In the far right, under the column TOS, I assume that's the amount of reimbursement for the physician reading the scan? And that there would be a seperate fee schedule for the equipment?
 
fedor said:
Taking a look at the following:

http://www.ctmedicalprogram.com/prmanuals/fee_physician_20020501.pdf

I noticed that there are 28 pages of radiology procedures and codes. Does it eventually become second nature to radiologists and they'll immediately be able to tell you the CPT code for most of these procedures? Or is this another example of the increased complexity of health care necessitating administrators to deal with such issues.

In the far right, under the column TOS, I assume that's the amount of reimbursement for the physician reading the scan? And that there would be a seperate fee schedule for the equipment?

Wow, these are pretty good rates. Where we are, bluecross-blueshield pays much less than these, often less than a half of the rates above. The MRI rates at our place are about 1/3 of the above.
 
I'm surprised at just how many types of scans are listed in those 28 pages. Those 4 years of radiology residency must be pretty intense indeed.

For example, haven't myelographies been almost entirely replaced by MRI? Would radiologists still be trained in myelography because of the few patients who can't undergo MRI (ie, pacemaker)?
 
fedor said:
I'm surprised at just how many types of scans are listed in those 28 pages. Those 4 years of radiology residency must be pretty intense indeed.

For example, haven't myelographies been almost entirely replaced by MRI? Would radiologists still be trained in myelography because of the few patients who can't undergo MRI (ie, pacemaker)?

We still do about 6-7 myelograms a week here. The fluoroscopic examination is followed by a CT scan. Mostly its either people that can't have an MRI or those with hardware in the back which makes MRI problematic.

We definitely learn a very large number of different types of studies during residency. Once you've learned the principles of the imaging, new studies are generally less difficult to understand.
 
Does it eventually become second nature to radiologists and they'll immediately be able to tell you the CPT code for most of these procedures?


Entirely depends on how the practice you work for does its billing:

- If the practice bills off your reports, all you need to have in there are the correct verbal descriptors. A computer program aided by a trained medical biller will translate that into the correct CPTs (and do the necessary edits).

- If you have to code you studies, of course you will have the numbers down cold after a while. Some of the older private practice guys who did this type of typically in-house billing can rattle all the 28 pages from their memory.
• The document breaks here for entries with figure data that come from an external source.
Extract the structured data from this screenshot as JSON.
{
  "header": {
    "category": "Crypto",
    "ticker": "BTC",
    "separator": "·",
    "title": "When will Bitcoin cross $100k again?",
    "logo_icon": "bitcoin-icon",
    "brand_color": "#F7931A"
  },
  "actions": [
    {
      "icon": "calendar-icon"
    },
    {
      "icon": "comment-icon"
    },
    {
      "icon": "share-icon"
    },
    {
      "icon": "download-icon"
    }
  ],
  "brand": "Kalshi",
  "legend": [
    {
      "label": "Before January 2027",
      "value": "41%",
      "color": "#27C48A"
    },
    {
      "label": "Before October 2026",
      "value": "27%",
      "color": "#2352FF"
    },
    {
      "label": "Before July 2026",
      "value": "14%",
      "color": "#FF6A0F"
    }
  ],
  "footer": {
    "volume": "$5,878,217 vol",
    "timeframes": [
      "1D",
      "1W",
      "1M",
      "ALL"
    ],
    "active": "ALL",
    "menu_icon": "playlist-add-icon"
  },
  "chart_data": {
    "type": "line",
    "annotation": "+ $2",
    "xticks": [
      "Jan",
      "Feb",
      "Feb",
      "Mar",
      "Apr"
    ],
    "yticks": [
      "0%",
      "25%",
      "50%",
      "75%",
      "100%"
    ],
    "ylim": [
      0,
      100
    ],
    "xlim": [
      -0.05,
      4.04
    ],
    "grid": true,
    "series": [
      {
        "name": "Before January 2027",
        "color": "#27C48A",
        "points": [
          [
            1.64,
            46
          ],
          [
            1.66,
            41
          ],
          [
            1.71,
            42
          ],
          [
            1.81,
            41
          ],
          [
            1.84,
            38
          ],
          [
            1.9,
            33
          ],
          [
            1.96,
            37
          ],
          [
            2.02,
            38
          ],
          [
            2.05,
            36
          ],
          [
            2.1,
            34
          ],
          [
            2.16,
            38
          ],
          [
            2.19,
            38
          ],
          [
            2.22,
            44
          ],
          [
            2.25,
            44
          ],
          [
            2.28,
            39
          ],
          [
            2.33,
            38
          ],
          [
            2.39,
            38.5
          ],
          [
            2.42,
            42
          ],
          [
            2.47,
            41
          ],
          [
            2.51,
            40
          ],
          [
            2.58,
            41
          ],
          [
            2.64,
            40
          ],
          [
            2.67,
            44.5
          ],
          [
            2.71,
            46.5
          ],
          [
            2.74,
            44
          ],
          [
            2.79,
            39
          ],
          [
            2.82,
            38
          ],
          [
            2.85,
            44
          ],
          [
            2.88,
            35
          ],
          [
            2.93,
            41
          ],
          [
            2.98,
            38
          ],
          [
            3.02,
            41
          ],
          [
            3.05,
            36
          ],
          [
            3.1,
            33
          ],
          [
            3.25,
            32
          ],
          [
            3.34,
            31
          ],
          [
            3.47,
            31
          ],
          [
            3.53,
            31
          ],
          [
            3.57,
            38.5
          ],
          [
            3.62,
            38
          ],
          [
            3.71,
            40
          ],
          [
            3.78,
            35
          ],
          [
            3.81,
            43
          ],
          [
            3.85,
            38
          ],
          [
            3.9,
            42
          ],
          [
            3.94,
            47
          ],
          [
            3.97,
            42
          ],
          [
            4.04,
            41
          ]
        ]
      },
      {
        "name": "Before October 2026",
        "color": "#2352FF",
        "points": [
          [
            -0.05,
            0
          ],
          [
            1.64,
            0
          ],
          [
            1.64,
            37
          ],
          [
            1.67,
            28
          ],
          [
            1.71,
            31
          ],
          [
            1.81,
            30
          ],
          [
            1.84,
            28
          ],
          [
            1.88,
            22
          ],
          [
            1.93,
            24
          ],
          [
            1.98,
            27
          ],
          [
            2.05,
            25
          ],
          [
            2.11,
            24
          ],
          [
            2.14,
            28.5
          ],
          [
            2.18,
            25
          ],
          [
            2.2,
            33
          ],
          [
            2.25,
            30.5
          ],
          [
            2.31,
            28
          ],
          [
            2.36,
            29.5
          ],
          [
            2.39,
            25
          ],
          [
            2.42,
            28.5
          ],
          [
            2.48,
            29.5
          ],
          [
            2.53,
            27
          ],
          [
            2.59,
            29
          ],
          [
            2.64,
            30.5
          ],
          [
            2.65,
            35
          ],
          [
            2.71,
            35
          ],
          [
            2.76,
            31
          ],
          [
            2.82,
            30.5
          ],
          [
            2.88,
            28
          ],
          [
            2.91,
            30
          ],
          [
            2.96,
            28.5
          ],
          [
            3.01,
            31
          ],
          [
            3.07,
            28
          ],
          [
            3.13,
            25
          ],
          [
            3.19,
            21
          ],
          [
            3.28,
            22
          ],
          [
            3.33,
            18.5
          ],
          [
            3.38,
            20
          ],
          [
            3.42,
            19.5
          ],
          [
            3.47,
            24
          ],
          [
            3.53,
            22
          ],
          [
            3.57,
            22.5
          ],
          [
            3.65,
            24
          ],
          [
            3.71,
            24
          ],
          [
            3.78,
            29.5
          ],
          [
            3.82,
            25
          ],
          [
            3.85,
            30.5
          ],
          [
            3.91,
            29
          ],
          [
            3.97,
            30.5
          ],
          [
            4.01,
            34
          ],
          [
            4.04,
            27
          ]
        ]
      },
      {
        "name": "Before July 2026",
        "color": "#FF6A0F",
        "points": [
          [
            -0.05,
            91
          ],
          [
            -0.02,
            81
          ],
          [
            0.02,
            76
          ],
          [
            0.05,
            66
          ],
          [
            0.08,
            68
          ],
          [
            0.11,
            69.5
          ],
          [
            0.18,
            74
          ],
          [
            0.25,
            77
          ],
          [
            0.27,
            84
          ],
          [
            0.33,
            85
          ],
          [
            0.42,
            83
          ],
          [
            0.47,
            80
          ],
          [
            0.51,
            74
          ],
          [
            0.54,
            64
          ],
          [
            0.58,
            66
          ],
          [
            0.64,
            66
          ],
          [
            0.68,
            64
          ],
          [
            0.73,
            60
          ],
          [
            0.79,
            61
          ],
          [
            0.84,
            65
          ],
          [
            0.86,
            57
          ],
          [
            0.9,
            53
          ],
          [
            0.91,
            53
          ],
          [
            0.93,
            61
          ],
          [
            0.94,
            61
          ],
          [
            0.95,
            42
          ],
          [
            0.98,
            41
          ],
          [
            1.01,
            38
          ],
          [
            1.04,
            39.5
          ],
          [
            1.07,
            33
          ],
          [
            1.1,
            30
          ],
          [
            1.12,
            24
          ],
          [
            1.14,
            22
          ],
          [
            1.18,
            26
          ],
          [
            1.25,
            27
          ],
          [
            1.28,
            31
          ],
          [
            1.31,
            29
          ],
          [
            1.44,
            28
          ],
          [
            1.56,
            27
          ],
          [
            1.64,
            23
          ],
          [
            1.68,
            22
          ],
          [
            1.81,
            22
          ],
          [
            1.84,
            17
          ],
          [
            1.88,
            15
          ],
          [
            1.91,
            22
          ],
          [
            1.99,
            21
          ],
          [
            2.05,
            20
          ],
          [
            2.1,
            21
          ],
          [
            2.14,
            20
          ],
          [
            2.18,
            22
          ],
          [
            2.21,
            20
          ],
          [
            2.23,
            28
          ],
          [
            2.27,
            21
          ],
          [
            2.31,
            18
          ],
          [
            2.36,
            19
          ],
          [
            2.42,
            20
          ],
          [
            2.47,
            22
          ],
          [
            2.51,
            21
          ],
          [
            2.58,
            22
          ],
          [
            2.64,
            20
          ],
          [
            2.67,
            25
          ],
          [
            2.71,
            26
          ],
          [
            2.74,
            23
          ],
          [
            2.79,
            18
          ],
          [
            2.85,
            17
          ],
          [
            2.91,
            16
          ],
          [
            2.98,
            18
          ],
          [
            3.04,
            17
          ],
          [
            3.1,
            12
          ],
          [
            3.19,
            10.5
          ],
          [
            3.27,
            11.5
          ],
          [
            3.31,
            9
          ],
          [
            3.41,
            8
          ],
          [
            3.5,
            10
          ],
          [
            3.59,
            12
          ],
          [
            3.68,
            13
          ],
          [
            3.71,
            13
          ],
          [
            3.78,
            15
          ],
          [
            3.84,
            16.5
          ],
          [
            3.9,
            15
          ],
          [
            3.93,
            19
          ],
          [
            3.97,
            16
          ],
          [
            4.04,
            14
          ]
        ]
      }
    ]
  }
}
In IR you will still find physicians doing their own coding. It is incredibly byzantine and complex. If you did the procedure and you have an understanding of IR billing, it is a lot easier to generate the codes yourself rather than having a biller extract the information from your report.
 
The conventional myelogram is pretty much dead. But as WBC pointed out, CT-myelograms are not so uncommon, mainly in pacemaker patiens and post-surgical backs.